Milnacipran is a SNRI that inhibits the reuptake of both norepinephrine and serotonin; it also has a mild affinity for inhibiting N-methyl-D-aspartate (NMDA).5 Milnacipran exerts higher selectivity for norepinephrine reuptake than venlafaxine (Effexor generic price, Wyeth) or duloxetine.

The exact mechanism of milnacipran and its efficacy in FM are unknown, but it is hypothesized that the effects on regulating dysfunctional noradrenergic and serotonergic pathways contribute to its therapeutic properties. The selectivity for norepinephrine over serotonin has yet to show an overall clinical advantage, since both neurotransmitters have effects on pain modulation.

Milnacipran does not affect the reuptake of dopamine, and it has no significant affinity for serotonergic (5-HT1–7), dopaminergic (D1–5), opiate, benzodiazepine, and gamma-aminobutyric acid (GABA) receptors in vitro.

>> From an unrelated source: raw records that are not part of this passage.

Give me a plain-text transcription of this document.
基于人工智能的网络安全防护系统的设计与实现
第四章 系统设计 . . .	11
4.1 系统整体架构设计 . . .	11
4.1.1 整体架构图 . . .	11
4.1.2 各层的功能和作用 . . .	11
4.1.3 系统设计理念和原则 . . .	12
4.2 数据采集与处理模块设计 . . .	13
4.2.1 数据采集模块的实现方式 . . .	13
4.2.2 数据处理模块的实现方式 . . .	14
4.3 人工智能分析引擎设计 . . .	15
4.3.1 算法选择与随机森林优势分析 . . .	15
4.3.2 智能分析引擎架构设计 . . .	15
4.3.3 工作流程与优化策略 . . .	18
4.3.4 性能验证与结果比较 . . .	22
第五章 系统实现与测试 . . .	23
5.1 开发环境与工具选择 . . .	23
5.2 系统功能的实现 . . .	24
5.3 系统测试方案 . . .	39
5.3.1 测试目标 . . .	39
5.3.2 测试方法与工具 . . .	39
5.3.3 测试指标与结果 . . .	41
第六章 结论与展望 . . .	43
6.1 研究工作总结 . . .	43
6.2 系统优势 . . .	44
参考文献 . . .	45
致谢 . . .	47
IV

Because milnacipran lacks affinity for adrenergic, cholinergic, and histaminergic receptors, it does not exhibit many of the expected adverse effects (AEs) seen with the tricyclic antidepressants (TCAs). It has no significant affinity for Ca2+, K+, Na+, or Cl− channels, and it does not inhibit the activity of the monoamine oxidases (MAO-A and MAO-B) or acetylcholinesterase.

Absorption and Distribution
The pharmacokinetic properties of milnacipran are summarized in Table 1. Following oral administration, the drug is rapidly absorbed, exhibiting maximal concentrations at two to four hours and a mean peak concentration (Cmax) of 150 ng/mL after a single 50-mg dose. As a result of its favorable absorption profile, milnacipran exhibits high bioavailability of approximately 85% to 90%. First-pass elimination is limited, especially since there is low variability among subjects tested.10,11 Administration following a meal has no effect on peak plasma levels.

Table 1: Pharmacokinetics of Milnacipran

Milnacipran exhibits low, nonsaturable, plasma protein binding (13%), which is lower than the other approved SNRIs (venlafaxine and duloxetine). Because of its low protein binding, milnacipran is free to diffuse, and it is widely distributed in the body (5.3 ± 0.4 L/kg).